经过前四个任务后,模型的分数已经比较稳定。
为了进一步提高分数,我们可以采取模型融合的方式。
网上有太多介绍融合的文章,不过我看完还是一头雾水,决定不在这里班门弄斧了,大家还是bing的好。
1. 模型建立
1.1 建立一个用于比较的线性回归模型
def build_model_lr(x_train, y_train):
reg_model = linear_model.LinearRegression()
reg_model.fit(x_train, y_train)
return reg_model
1.2 建立三个用于融合的模型
1.2.1 GBDT:梯度提升决策树模型
def build_model_gbdt(x_train, y_train):
gbdt = GradientBoostingRegressor(learning_rate=0.1,
loss='ls',
subsample=0.85,
max_depth=5,
n_estimators=100)
gbdt.fit(x_train, y_train)
return gbdt
1.2.2 一般比赛中效果最为显著的两种方法
XGBoost和LightGBM
def build_model_xgb(x_train, y_train):
model = xgb.XGBRegressor(n_estimators=120,
learning_rate=0.08,
gamma=0,
subsample=0.8,
colsample_bytree=0.9,
max_depth=5)
model.fit(x_train, y_train)
return model
def build_model_lgb(x_train, y_train):
gbm = lgb.LGBMRegressor(learning_rate=0.1, num_leaves=63, n_estimators=100)
gbm.fit(x_train, y_train)
return gbm
2. 训练和预测
2.1 线性回归模型的训练、预测
## Train and Predict
print('Predict LR...')
model_lr = build_model_lr(x_train,y_train)

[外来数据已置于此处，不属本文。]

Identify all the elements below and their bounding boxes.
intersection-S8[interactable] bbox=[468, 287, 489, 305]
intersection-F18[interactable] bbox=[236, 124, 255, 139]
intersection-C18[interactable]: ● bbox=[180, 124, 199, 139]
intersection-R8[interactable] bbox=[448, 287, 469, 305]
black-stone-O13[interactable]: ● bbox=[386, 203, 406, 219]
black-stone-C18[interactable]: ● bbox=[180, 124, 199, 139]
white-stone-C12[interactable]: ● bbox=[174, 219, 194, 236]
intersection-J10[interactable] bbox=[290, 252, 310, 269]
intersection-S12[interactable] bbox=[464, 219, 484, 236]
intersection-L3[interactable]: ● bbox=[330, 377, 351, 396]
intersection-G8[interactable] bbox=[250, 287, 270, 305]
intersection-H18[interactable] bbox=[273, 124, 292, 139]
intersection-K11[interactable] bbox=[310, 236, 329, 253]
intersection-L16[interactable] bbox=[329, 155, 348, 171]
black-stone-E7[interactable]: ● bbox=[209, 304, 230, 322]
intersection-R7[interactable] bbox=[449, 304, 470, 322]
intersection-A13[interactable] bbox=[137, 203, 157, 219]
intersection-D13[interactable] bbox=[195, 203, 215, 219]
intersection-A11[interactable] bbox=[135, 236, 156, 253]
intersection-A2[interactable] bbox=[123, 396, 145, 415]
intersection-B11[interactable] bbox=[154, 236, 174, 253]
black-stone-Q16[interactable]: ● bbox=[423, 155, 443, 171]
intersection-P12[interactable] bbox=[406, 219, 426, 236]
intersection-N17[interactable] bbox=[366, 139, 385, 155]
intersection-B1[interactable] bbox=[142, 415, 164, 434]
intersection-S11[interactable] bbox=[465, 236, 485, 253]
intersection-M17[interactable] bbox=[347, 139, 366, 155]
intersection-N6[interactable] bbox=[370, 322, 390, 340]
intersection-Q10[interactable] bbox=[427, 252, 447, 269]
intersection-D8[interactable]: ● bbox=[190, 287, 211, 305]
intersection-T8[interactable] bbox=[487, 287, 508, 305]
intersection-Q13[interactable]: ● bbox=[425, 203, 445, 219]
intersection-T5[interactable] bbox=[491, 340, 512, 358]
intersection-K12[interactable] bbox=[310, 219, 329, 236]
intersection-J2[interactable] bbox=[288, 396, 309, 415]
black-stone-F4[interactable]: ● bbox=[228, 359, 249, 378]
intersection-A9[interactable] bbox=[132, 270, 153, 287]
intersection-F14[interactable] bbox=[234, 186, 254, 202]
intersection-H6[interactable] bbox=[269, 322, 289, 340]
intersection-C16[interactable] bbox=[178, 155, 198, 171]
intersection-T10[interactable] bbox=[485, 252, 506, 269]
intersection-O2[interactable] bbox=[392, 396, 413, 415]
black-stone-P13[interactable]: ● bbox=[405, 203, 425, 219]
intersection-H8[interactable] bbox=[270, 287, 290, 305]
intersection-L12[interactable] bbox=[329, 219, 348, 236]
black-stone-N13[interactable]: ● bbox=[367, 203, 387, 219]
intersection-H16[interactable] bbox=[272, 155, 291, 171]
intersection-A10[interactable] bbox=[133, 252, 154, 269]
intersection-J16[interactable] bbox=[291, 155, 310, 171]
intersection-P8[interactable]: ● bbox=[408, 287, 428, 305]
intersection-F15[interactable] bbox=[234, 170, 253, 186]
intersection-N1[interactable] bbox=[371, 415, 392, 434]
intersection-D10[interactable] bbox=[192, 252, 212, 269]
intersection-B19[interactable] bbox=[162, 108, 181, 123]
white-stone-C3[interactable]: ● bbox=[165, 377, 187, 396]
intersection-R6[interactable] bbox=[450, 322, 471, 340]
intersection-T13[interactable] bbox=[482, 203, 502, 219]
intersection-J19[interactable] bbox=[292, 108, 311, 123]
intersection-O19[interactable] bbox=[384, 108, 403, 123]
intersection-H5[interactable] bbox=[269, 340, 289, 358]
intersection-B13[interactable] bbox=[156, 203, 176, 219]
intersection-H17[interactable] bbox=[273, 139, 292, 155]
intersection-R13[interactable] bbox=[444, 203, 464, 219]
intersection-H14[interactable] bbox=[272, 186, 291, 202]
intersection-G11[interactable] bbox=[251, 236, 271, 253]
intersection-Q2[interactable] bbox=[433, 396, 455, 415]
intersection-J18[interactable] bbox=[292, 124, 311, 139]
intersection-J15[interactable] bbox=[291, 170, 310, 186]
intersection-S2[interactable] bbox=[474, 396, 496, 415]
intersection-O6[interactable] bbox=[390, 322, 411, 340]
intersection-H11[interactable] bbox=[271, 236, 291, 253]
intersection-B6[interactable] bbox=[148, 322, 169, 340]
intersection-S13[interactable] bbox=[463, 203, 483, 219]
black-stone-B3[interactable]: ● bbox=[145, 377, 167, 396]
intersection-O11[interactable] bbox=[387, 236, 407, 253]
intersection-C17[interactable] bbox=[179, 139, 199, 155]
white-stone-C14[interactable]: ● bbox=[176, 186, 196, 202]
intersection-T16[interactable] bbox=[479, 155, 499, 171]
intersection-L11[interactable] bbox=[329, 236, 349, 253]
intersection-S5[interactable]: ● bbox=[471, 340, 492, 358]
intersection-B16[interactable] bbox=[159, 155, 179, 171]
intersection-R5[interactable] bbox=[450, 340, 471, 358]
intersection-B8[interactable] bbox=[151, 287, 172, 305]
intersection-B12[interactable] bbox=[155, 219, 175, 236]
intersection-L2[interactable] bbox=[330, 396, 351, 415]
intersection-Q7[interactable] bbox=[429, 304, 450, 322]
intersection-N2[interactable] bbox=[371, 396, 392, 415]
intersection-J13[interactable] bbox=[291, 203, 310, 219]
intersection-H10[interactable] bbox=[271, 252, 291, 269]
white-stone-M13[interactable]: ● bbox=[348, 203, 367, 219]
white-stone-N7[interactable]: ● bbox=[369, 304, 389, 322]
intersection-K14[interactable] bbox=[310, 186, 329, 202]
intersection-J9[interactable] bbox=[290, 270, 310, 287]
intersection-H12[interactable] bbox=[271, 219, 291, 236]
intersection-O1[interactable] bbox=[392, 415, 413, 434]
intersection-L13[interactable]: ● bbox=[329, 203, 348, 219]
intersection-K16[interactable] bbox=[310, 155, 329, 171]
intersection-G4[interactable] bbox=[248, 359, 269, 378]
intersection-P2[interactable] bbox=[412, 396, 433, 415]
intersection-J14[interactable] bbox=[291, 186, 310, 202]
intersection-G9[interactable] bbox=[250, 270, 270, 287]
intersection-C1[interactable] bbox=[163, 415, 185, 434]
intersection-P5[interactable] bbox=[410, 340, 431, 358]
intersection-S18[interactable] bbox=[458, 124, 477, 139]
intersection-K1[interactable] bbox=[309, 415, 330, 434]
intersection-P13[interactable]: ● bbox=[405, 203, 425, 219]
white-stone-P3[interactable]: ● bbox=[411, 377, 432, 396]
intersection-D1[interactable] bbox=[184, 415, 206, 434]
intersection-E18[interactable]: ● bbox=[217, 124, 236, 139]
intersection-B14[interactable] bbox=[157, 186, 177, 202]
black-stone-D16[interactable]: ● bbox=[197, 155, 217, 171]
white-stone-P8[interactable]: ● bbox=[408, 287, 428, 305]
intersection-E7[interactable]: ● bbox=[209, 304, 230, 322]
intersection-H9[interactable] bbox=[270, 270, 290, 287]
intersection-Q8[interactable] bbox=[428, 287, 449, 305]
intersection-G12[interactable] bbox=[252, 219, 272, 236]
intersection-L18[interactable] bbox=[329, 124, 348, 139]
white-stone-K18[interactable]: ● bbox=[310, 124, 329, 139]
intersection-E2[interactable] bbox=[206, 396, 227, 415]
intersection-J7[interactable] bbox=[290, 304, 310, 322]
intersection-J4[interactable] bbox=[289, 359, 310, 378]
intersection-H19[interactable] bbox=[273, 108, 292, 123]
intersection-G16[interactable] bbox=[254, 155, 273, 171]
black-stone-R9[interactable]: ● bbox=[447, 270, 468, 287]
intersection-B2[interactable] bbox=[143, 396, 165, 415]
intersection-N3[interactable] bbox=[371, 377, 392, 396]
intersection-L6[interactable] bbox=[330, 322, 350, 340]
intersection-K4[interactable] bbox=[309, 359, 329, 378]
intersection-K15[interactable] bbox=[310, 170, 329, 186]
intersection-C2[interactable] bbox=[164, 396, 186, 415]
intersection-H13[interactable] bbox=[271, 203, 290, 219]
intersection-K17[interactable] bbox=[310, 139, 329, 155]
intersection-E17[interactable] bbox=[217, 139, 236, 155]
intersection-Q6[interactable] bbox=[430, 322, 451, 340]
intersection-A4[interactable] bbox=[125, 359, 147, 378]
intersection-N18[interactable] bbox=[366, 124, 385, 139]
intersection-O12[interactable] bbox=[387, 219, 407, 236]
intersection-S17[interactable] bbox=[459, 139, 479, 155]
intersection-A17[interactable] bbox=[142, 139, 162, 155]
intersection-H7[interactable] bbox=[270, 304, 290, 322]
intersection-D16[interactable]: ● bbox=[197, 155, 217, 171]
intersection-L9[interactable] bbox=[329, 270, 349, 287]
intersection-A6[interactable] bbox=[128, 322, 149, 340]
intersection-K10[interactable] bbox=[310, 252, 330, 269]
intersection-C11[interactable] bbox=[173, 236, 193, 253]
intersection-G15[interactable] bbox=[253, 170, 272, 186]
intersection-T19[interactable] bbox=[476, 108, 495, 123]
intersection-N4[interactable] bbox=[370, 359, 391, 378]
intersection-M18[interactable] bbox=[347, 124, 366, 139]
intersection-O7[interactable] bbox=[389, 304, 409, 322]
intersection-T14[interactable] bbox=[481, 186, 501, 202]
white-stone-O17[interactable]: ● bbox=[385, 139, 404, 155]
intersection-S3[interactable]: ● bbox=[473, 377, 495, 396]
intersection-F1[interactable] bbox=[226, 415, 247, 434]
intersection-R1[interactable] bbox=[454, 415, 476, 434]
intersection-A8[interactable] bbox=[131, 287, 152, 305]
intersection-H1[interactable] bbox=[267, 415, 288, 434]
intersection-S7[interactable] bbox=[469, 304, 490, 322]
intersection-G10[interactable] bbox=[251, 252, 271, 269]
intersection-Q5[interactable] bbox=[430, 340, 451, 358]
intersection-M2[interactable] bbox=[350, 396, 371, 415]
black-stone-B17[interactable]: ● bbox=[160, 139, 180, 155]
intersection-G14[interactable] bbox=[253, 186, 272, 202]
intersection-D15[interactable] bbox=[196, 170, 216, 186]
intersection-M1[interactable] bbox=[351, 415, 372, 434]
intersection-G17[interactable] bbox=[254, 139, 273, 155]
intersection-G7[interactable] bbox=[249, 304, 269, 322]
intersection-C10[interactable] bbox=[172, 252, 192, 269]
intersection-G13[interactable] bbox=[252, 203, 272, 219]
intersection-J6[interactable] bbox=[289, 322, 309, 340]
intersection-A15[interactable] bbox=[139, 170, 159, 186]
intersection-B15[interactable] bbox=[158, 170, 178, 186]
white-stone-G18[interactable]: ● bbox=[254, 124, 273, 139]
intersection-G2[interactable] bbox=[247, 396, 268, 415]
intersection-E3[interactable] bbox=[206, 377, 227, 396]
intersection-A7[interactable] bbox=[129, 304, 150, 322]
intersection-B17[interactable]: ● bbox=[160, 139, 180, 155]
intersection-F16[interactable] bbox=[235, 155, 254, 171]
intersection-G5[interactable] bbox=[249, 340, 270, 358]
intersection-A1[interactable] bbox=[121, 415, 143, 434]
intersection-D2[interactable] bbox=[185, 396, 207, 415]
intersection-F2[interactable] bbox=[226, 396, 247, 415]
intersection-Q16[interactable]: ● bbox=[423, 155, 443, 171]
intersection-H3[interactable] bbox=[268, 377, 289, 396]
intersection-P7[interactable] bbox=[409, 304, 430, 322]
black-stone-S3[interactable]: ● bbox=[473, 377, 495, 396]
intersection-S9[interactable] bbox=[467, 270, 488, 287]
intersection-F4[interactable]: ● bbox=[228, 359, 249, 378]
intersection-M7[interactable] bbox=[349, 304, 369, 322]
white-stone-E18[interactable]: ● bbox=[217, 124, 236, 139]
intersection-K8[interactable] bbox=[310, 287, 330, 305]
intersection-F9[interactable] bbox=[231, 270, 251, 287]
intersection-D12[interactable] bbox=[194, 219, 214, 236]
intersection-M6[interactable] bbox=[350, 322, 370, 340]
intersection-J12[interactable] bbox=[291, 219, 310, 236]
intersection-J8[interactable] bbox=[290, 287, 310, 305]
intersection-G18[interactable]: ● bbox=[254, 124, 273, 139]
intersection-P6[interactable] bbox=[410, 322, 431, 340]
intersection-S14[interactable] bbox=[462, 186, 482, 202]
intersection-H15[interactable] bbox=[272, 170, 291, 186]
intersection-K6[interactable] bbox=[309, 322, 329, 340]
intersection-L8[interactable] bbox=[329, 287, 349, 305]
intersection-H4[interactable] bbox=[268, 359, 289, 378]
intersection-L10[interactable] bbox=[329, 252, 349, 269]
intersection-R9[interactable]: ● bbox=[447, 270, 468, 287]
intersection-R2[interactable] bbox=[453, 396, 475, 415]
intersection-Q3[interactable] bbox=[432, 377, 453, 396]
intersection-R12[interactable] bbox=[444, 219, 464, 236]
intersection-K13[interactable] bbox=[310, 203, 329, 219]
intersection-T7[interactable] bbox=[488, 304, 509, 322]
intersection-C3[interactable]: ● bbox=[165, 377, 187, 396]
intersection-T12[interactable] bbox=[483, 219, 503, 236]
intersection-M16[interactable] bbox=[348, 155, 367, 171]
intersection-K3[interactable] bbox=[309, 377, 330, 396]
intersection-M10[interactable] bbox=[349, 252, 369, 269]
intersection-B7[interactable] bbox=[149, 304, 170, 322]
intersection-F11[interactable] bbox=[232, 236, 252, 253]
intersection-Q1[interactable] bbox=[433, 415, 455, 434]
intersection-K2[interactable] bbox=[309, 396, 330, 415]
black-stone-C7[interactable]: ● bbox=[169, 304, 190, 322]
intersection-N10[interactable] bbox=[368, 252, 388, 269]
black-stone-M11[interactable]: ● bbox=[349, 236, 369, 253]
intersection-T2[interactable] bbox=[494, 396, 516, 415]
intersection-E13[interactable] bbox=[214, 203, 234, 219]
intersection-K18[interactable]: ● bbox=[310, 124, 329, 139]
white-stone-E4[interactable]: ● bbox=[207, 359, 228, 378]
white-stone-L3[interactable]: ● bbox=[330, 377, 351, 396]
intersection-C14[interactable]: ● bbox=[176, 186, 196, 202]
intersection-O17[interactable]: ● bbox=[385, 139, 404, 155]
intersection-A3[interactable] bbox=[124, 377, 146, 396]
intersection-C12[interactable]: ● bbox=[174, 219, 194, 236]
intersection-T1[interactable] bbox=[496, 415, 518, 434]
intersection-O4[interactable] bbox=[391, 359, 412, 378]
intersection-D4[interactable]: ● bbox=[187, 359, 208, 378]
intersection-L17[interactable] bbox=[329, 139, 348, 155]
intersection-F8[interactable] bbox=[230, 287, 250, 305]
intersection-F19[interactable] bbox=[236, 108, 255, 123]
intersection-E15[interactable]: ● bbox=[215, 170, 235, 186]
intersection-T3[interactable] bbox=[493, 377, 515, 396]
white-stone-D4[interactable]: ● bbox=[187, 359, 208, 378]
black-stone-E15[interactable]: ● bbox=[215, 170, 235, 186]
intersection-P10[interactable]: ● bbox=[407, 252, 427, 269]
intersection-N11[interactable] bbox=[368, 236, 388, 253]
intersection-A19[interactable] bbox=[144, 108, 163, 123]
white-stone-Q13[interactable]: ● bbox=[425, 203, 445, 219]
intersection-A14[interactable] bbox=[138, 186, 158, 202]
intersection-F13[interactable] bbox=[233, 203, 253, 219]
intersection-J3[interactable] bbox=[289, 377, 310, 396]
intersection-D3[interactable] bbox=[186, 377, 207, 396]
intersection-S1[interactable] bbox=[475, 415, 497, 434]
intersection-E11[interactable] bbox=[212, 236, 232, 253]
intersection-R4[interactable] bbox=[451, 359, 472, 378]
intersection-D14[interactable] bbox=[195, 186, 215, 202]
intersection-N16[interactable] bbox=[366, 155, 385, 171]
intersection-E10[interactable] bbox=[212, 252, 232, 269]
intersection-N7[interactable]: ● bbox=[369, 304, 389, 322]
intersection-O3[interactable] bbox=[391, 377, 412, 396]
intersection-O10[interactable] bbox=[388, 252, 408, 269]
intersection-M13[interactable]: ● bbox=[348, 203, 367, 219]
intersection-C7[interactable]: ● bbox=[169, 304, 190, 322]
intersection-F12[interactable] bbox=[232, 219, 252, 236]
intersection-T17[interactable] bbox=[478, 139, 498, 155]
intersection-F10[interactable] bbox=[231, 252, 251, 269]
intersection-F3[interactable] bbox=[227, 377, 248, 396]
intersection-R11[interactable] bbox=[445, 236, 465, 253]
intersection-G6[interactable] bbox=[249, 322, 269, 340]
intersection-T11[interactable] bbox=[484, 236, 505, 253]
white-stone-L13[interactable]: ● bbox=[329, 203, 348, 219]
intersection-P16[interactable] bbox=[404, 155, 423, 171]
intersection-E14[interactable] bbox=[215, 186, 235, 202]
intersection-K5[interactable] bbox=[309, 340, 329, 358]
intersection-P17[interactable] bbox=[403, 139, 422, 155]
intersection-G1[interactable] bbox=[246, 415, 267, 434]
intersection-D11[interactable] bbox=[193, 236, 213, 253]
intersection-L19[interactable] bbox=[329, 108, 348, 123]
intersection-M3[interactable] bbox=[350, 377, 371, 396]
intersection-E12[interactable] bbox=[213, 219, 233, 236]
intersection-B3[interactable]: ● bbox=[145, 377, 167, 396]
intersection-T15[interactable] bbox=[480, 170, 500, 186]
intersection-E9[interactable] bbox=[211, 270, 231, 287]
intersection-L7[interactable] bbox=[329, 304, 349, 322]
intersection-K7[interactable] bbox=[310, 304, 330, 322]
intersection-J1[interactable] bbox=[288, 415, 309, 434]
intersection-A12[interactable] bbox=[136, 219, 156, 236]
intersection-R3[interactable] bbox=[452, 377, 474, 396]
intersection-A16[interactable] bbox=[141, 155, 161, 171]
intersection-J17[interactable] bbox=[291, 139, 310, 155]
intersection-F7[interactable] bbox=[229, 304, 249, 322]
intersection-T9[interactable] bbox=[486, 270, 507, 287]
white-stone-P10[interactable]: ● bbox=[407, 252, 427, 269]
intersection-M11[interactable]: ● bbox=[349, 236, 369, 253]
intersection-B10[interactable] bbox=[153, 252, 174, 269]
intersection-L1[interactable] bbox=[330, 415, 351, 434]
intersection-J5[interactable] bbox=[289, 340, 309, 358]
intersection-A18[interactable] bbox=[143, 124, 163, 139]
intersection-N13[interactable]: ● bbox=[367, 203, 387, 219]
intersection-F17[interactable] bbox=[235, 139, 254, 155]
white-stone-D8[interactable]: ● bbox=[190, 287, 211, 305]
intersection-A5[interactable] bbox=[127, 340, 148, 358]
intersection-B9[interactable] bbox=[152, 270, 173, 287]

val_lr = model_lr.predict(x_val)
subA_lr = model_lr.predict(X_test)
LR的MAE是2582,是很高的。
2.2 GBDT的训练和预测
print('Predict GBDT...')
model_gbdt = build_model_gbdt(x_train,y_train)
val_gbdt = model_gbdt.predict(x_val)
subA_gbdt = model_gbdt.predict(X_test)
MAE_gbdt = mean_absolute_error(y_val, val_gbdt)
print('MAE of val with LR:', MAE_gbdt)
GBDT的MAE是770,GBDT的训练时间最长,大约是50秒,其它的模型都是10秒以内。
2.3 XGB和LGB的训练和预测
print('predict XGB...')
model_xgb = build_model_xgb(x_train,y_train)
val_xgb = model_xgb.predict(x_val)
subA_xgb = model_xgb.predict(X_test)
MAE_xgb = mean_absolute_error(y_val, val_xgb)
print('MAE of val with xgb:', MAE_xgb)
XGB的MAE是772.
print('predict lgb...')
model_lgb = build_model_lgb(x_train,y_train)
val_lgb = model_lgb.predict(x_val)
subA_lgb = model_lgb.predict(X_test)
MAE_lgb = mean_absolute_error(y_val, val_lgb)
print('MAE of val with lgb:', MAE_lgb)
LGB的MAE是716.
3. 模型融合
3.1 加权融合
def Weighted_method(test_pre1,test_pre2,test_pre3,w=[1/3,1/3,1/3]):
Weighted_result = w[0]*pd.Series(test_pre1)+w[1]*pd.Series(test_pre2)+w[2]*pd.Series(test_pre3)
return Weighted_result
## Init the Weight
w = [0.3,0.4,0.3]
## 测试验证集准确度
val_pre = Weighted_method(val_lgb,val_xgb,val_gbdt,w)
MAE_Weighted = mean_absolute_error(y_val,val_pre)
print('MAE of Weighted of val:',MAE_Weighted)
## 预测数据部分
subA = Weighted_method(subA_lgb,subA_xgb,subA_gbdt,w)
print('Sta inf:')
Sta_inf(subA)
## 生成提交文件
sub = pd.DataFrame()
sub['SaleID'] = X_test.index
sub['price'] = subA
sub.to_csv('./sub2/sub_Weighted.csv',index=False)
加权融合后的MAE是736。
3.2 Stacking融合
第一层融合模型:
## Stacking
## 第一层
train_lgb_pred = model_lgb.predict(x_train)
train_xgb_pred = model_xgb.predict(x_train)
train_gbdt_pred = model_gbdt.predict(x_train)
Stack_X_train = pd.DataFrame()
Stack_X_train['Method_1'] = train_lgb_pred
Stack_X_train['Method_2'] = train_xgb_pred
Stack_X_train['Method_3'] = train_gbdt_pred
Stack_X_val = pd.DataFrame()
Stack_X_val['Method_1'] = val_lgb
Stack_X_val['Method_2'] = val_xgb
Stack_X_val['Method_3'] = val_gbdt
Stack_X_test = pd.DataFrame()
Stack_X_test['Method_1'] = subA_lgb
Stack_X_test['Method_2'] = subA_xgb
Stack_X_test['Method_3'] = subA_gbdt
第二层合模型:
## level2-method
model_lr_Stacking = build_model_lr(Stack_X_train,y_train)
## 训练集
train_pre_Stacking = model_lr_Stacking.predict(Stack_X_train)
print('MAE of Stacking-LR:',mean_absolute_error(y_train,train_pre_Stacking))
## 验证集
val_pre_Stacking = model_lr_Stacking.predict(Stack_X_val)
print('MAE of Stacking-LR:',mean_absolute_error(y_val,val_pre_Stacking))
## 预测集
print('Predict Stacking-LR...')
subA_Stacking = model_lr_Stacking.predict(Stack_X_test)
训练集上的MAE是632,验证集上的MAE是719.
4. 总结
4.1 加权融合
加权融合的MAE比GBDT和XGB好,但是比LGB稍差。
4.2 Stacking融合
Stacking融合后的MAE比加权融合稍好。
综上所述,此次的模型融合不是很成功,还没有做线上验证,还有需要改进的地方。